Reference no: EM13845447
Successive governments in the country of Rainland have tried to overcome the social costs associated with the closure of certain high profile home-based companies by taking them into public ownership. As a result, a variety of nationalised companies exist in manufacturing, coal and steel production, rail travel, chemicals and aerospace. Most of these companies are regarded as inefficient and rely on big government subsidies in order to continue to operate as going concerns. This is not however the case for aRL, a large nationalised manufacturing operation. aRL is well managed, known as a 'good employer' and has a well-motivated workforce. The company has successfully 'turned around' most of its loss-making operations over the past few years and boasts high productivity levels per employee.

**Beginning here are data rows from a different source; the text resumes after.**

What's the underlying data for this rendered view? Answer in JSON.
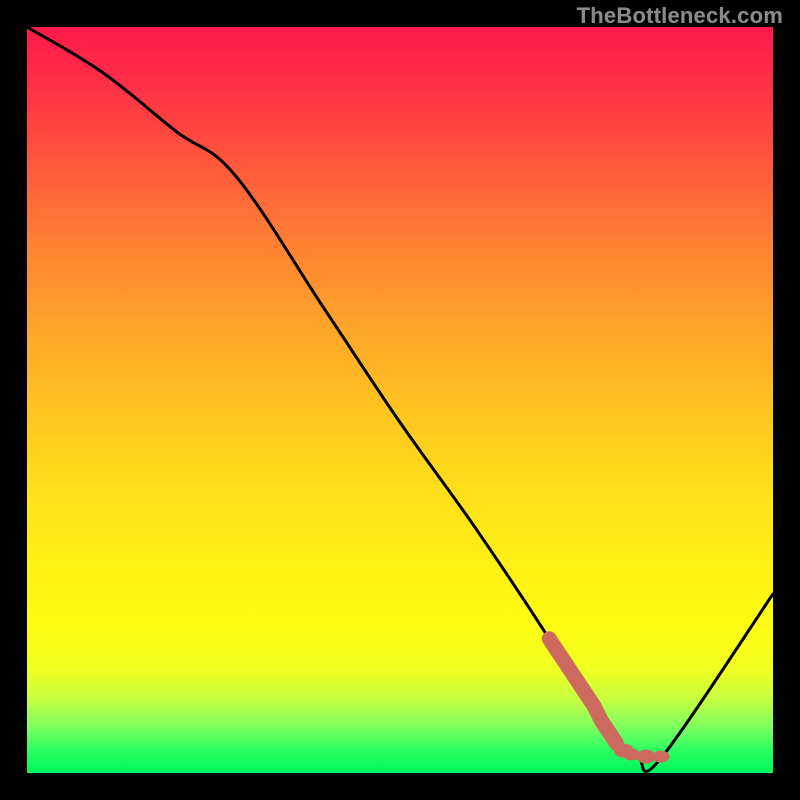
{
  "attribution": "TheBottleneck.com",
  "colors": {
    "background": "#000000",
    "curve": "#000000",
    "highlight": "#cc6a60"
  },
  "chart_data": {
    "type": "line",
    "title": "",
    "xlabel": "",
    "ylabel": "",
    "xlim": [
      0,
      100
    ],
    "ylim": [
      0,
      100
    ],
    "grid": false,
    "legend": false,
    "series": [
      {
        "name": "bottleneck-curve",
        "x": [
          0,
          10,
          20,
          28,
          40,
          50,
          60,
          70,
          78,
          80,
          82,
          85,
          100
        ],
        "y": [
          100,
          94,
          86,
          80,
          62,
          47,
          33,
          18,
          5,
          3,
          2,
          2,
          24
        ]
      }
    ],
    "annotations": [
      {
        "name": "highlight-segment",
        "type": "scatter",
        "x": [
          70,
          71,
          72,
          73,
          74,
          75,
          76,
          77,
          78,
          79,
          80,
          81,
          82,
          83,
          84,
          85
        ],
        "y": [
          18,
          16.5,
          15,
          13.5,
          12,
          10.5,
          9,
          7,
          5.5,
          4,
          3,
          2.5,
          2.2,
          2.2,
          2.2,
          2.2
        ]
      }
    ]
  }
}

Following a recent general election in Rainland, a new Government with a different political agenda is promising change. The new Government has announced that all nationalised companies must both reduce their workforce 'full time equivalent' numbers by 50% and outsource a 'significant proportion' of their activities over the next two years. In order to implement these new policies aRL's management has identified three crucial questions:
Which of aRL's activities should be outsourced?
What are the ways of reducing workforce numbers whilst acting as honestly and as fairly as possible, consistent with being a 'good employer'?
What are the consequences of an inevitable loss of motivation amongst aRL's workforce?
Explain how aRL's management should decide which of its activities should be outsourced.